Blog
The Patient as Profit Center
Why would a company pay an estimated $10 million for access to a patient population? Not the brick and mortar of facility building, nor its machines, computers or other hardware? The answer: the billing opportunity. This is the business model of DaVita, Inc., a Colorado-based for-profit healthcare company that owns and operates more than 1,800 clinics across the U.S.—and some in foreign countries, too.
DaVita entered the healthcare scene in 2000 on the wave of aggressive mergers and acquisitions in the health realm on Wall Street. It’s been a bonanza, with DaVita’s CEO, Kent Thiry, pocketing hundreds of millions personally. The company’s stock hit a high in May, $98 a share, as investors, including billionaire Warren Buffett, continue to show confidence in the model.
Unfortunately – for patients and for NNU and the Maine State Nurses Association members – that model may now include the kidney care of about 220 patients receiving dialysis through Eastern Maine Medical Center in Bangor, ME. DaVita is in the process of “buying” the dialysis center. A regulatory process is far along in which the state’s Department of Health and Human Services must okay the deal. NNU and MSNA has stepped up to criticize and object. On July 10, NNU and MSNA staff and members presented testimony before the state, citing DaVita’s record of poor quality and marginal practices. In particular, NNU and MSNA cited the high mortality rate the dialysis industry has achieved during which DaVita, and one other large for-profit outfit, Fresenius, have reigned. The two stock-exchange companies control 80% of the U.S. market today.

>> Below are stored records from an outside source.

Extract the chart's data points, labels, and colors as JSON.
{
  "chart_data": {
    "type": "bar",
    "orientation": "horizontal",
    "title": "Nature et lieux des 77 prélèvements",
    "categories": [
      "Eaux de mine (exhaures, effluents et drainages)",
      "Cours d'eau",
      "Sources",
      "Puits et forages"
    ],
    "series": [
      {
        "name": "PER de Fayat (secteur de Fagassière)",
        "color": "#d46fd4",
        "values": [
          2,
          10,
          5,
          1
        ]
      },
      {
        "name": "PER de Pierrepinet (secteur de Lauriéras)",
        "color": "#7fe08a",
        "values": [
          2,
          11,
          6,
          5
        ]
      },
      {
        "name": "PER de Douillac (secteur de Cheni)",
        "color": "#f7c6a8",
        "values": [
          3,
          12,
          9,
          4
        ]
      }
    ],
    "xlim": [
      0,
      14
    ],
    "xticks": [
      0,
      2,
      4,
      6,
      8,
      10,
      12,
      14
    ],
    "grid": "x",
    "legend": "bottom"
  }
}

On behalf of DaVita, one executive stated that DaVita’s dialysis patient mortality rates are among the best in the country. The problem, however, is that those rates overall are extremely poor, DaVita included. At this time, patients in dialysis average just five years of life.
“DaVita”, by the way, means “to life” in Italian.
NNU and MSNA are submitting documentation, testimony and other materials to Maine state authorities in a continuing effort to block the sale. At a minimum, patients and their families will be aware of the inner-workings of a business model that puts profits above all else.